Bis Ende Dezember 2020 wurden rund 385.000 Prämiengutscheine und 29.000 Spargutscheine ausgegeben. Den Erfahrungen der beiden vorangegangenen Förderperioden nach werden knapp 75% der Prämiengutscheine auch eingelöst.

Programm Bildungsprämie

Mit der Bildungsprämie können Weiterbildungsmaßnahmen unterstützt werden, die berufsspezifische Kenntnisse bzw.
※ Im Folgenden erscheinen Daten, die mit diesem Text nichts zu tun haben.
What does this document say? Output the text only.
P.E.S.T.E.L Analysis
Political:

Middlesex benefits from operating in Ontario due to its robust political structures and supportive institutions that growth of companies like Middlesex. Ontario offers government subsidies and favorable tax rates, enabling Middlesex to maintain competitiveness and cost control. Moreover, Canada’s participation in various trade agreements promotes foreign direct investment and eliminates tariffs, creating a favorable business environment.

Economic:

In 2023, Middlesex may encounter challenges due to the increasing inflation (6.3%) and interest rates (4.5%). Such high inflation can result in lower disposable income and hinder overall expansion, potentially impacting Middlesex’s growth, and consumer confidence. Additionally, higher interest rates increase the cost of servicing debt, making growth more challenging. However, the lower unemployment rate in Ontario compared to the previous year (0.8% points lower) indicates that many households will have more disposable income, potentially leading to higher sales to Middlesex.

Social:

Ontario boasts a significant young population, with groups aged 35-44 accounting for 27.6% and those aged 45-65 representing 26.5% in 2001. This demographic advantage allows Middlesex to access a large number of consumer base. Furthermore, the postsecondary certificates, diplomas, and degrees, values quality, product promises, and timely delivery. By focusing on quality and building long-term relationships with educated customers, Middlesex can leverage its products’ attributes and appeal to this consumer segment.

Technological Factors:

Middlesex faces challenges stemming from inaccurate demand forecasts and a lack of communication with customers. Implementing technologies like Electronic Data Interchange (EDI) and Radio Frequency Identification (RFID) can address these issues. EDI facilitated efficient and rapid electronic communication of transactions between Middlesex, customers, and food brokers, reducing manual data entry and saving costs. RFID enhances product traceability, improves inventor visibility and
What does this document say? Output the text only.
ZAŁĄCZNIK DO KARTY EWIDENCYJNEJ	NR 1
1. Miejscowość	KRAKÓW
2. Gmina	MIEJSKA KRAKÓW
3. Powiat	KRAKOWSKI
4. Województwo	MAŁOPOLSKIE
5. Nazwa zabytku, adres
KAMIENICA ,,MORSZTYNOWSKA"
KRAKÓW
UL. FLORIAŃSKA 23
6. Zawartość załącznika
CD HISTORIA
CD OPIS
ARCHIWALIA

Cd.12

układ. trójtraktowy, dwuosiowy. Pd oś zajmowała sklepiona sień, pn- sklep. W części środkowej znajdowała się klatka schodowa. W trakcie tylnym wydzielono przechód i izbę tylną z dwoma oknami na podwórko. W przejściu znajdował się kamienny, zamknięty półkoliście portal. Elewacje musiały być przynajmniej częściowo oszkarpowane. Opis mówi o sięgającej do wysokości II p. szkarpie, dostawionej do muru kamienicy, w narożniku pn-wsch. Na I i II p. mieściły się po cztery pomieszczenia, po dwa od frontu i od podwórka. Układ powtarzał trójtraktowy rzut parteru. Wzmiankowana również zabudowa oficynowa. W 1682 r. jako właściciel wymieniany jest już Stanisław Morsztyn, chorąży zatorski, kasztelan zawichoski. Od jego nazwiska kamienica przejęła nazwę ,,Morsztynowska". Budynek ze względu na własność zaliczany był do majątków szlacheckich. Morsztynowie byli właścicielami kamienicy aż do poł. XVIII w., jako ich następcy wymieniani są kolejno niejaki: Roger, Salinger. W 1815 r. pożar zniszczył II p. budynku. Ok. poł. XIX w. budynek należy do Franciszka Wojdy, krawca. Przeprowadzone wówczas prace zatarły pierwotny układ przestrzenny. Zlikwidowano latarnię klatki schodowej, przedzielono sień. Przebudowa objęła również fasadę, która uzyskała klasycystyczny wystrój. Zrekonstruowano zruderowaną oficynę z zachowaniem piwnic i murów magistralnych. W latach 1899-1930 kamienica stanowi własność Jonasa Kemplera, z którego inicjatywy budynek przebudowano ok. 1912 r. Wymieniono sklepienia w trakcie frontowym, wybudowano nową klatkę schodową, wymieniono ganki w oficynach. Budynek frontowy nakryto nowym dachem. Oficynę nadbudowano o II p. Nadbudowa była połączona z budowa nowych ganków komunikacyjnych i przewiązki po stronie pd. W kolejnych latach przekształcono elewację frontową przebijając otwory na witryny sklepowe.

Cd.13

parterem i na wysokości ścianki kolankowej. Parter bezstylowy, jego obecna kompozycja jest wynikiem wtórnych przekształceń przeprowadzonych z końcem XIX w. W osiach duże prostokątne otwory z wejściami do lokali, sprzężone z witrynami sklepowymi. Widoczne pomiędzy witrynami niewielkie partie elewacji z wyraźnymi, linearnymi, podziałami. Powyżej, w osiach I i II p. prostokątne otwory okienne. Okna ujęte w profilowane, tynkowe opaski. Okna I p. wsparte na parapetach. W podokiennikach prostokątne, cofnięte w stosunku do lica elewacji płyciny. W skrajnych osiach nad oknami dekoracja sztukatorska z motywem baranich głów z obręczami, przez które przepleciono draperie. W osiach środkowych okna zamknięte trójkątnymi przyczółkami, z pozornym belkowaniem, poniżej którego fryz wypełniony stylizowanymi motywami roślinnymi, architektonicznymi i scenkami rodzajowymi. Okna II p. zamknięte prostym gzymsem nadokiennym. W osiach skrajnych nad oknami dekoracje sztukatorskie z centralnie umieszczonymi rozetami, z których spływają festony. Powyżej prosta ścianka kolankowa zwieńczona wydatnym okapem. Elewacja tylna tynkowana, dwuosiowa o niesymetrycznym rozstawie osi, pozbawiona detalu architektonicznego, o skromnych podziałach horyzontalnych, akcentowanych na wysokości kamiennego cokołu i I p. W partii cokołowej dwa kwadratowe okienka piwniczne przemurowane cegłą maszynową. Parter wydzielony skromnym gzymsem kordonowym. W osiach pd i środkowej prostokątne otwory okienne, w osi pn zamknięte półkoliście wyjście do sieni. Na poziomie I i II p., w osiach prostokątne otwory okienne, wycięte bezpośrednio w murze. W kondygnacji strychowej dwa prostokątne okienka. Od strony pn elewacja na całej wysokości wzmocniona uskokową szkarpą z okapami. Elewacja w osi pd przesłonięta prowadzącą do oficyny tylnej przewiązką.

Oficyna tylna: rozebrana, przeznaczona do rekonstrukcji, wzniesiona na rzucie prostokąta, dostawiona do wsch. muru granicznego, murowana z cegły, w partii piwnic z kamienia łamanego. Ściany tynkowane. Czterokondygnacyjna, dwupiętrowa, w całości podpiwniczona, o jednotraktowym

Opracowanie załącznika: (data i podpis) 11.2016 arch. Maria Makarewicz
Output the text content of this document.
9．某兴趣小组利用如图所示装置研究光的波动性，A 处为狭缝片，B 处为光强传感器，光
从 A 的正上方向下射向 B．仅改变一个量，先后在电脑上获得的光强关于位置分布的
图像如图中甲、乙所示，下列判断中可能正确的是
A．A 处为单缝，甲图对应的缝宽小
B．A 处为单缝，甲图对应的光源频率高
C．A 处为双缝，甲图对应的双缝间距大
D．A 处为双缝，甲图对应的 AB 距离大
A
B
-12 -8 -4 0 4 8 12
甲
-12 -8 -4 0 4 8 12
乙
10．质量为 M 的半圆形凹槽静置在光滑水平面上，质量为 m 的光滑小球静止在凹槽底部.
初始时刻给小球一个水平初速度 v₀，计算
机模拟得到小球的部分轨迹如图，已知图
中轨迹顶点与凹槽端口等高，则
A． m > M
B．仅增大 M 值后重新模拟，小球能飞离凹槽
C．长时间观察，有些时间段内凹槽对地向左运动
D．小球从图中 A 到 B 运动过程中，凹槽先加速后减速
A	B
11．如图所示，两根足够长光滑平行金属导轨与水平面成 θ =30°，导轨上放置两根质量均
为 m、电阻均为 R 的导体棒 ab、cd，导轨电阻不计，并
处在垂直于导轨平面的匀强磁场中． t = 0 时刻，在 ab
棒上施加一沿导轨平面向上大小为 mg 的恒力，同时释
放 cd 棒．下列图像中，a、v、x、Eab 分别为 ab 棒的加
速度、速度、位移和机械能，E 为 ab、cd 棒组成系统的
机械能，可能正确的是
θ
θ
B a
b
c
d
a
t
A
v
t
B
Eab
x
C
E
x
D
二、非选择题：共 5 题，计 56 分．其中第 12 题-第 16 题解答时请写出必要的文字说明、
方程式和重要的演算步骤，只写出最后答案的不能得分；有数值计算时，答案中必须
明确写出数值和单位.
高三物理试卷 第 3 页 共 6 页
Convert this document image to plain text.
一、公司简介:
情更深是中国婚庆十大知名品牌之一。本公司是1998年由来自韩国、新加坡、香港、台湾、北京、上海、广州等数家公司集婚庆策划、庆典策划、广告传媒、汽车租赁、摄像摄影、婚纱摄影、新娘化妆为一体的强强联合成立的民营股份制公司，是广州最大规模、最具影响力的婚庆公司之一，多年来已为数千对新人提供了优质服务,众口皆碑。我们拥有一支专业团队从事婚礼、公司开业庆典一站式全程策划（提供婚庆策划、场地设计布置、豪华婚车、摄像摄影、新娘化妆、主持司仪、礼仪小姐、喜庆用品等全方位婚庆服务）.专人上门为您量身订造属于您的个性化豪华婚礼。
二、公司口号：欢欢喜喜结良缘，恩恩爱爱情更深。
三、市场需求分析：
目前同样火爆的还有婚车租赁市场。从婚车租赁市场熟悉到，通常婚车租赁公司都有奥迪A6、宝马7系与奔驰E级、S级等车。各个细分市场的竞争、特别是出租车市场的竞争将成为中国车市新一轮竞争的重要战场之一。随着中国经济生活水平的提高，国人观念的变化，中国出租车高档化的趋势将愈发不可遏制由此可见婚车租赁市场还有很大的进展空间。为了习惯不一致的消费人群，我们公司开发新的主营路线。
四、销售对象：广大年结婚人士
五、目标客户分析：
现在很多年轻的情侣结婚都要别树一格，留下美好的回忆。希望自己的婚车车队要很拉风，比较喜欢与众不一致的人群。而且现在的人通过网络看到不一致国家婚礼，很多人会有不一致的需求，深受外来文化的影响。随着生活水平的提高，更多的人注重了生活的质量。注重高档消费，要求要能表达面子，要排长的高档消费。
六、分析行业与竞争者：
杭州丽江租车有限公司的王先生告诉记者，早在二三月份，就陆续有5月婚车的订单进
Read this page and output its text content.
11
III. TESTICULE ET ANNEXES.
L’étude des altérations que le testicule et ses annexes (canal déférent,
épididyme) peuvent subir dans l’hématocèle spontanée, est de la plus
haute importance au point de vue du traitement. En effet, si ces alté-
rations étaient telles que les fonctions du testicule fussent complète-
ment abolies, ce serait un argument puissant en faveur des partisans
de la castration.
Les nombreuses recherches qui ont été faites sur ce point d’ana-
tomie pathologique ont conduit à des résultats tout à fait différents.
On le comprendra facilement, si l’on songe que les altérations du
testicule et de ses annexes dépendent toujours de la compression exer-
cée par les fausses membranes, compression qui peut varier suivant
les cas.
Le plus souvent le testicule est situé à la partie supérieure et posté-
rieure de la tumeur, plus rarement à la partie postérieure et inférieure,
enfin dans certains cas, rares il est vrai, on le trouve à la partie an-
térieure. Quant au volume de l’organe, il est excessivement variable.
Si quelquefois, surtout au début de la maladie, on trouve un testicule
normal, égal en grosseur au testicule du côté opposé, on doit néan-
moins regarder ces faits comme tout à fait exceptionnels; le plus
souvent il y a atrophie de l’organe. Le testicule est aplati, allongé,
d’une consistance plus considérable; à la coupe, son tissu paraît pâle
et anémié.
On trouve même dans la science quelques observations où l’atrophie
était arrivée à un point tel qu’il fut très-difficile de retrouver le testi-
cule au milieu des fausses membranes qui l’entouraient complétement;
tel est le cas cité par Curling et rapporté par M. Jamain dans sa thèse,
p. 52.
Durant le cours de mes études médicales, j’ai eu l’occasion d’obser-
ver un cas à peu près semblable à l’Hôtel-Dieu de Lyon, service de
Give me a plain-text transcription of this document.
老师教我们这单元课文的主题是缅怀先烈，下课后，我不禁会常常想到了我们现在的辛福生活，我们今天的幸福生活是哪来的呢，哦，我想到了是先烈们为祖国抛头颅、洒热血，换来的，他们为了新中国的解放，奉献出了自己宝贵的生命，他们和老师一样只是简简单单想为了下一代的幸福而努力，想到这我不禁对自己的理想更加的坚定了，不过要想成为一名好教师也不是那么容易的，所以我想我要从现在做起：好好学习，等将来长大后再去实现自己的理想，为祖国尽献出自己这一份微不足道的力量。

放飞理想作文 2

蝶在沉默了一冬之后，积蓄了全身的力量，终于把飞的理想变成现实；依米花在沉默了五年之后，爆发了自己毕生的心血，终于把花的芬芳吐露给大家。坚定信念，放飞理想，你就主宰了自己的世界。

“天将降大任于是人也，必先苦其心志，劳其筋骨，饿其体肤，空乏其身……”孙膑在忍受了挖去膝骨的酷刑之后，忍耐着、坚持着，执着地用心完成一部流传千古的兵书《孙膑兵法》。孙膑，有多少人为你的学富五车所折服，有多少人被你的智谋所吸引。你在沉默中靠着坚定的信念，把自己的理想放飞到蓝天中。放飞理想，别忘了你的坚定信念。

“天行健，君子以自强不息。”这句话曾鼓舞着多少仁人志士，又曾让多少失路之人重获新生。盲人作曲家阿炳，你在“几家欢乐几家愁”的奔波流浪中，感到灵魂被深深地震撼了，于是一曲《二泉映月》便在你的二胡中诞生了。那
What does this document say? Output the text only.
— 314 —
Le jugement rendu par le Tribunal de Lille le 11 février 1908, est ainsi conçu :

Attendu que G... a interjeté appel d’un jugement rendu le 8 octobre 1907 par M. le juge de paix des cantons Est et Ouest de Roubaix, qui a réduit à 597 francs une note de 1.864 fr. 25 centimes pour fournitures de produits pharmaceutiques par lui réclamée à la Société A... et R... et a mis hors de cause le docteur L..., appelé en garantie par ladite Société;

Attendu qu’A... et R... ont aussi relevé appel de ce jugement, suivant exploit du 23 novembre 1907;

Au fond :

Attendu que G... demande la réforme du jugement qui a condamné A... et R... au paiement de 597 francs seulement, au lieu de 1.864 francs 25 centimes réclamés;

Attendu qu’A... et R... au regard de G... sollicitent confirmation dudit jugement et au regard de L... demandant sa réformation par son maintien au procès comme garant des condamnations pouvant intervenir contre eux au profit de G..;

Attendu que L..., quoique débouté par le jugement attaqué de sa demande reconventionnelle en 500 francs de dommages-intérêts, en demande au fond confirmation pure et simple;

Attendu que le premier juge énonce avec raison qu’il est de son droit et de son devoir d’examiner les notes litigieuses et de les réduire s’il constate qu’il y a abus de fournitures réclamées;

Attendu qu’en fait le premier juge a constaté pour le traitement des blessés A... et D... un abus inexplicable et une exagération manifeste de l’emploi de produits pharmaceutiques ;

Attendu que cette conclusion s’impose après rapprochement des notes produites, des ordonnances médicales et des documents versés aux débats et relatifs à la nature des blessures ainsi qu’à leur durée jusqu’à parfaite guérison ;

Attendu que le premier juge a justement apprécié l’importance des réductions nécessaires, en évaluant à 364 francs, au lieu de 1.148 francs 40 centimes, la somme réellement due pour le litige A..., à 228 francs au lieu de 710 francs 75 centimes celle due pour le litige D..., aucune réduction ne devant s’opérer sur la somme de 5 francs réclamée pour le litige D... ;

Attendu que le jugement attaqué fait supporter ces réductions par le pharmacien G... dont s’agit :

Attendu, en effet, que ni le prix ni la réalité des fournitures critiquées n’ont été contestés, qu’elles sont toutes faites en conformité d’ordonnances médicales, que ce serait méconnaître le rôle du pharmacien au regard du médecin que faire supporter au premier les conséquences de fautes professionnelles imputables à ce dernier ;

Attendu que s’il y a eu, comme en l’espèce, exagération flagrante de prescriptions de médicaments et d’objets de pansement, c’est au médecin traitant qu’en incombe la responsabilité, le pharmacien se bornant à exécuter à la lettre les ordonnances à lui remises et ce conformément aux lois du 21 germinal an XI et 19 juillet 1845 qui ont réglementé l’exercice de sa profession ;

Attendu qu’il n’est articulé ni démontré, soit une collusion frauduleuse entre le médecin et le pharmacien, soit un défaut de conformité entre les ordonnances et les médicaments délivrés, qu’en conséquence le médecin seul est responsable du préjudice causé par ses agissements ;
Fertigkeiten vermitteln, sowie Weiterbildungen, die der Stärkung der allgemeinen Beschäftigungsfähigkeit dienen.

Die Bildungsprämie umfasst zwei Finanzierungsinstrumente, die kumulativ anwendbar sind:

  • Prämiengutschein: Mit dem Prämiengutschein unterstützt der Bund Erwerbstätige in ihrem Weiterbildungsinteresse, indem 50% der Veranstaltungsgebühren übernommen werden, maximal jedoch 500 €. Den Gutschein können Personen erhalten, die mindestens 15 Stunden pro Woche erwerbstätig sind und deren zu versteuerndes Jahreseinkommen 20.000 € bei Alleinstehenden (bzw. 40.000 € bei gemeinsamer Veranlagung) nicht übersteigt.
  • Spargutschein: Das Weiterbildungssparen (den Spargutschein) können diejenigen nutzen, die über ein mit der Arbeitnehmersparzulage gefördertes Ansparguthaben nach dem Vermögensbildungsgesetz (VermBG) verfügen. Der Spargutschein der Bildungsprämie ermöglicht es, vorzeitig auf das angesparte Guthaben zuzugreifen, ohne dass dadurch die Arbeitnehmersparzulage verloren geht. Er kann unabhängig vom Jahreseinkommen in Anspruch genommen und auch als Ergänzung des Prämiengutscheins für den verbleibenden finanziellen Eigenanteil genutzt werden. Durch das Weiterbildungssparen können aufwändige und oftmals langfristige Weiterbildungsmaßnahmen leichter finanziert werden.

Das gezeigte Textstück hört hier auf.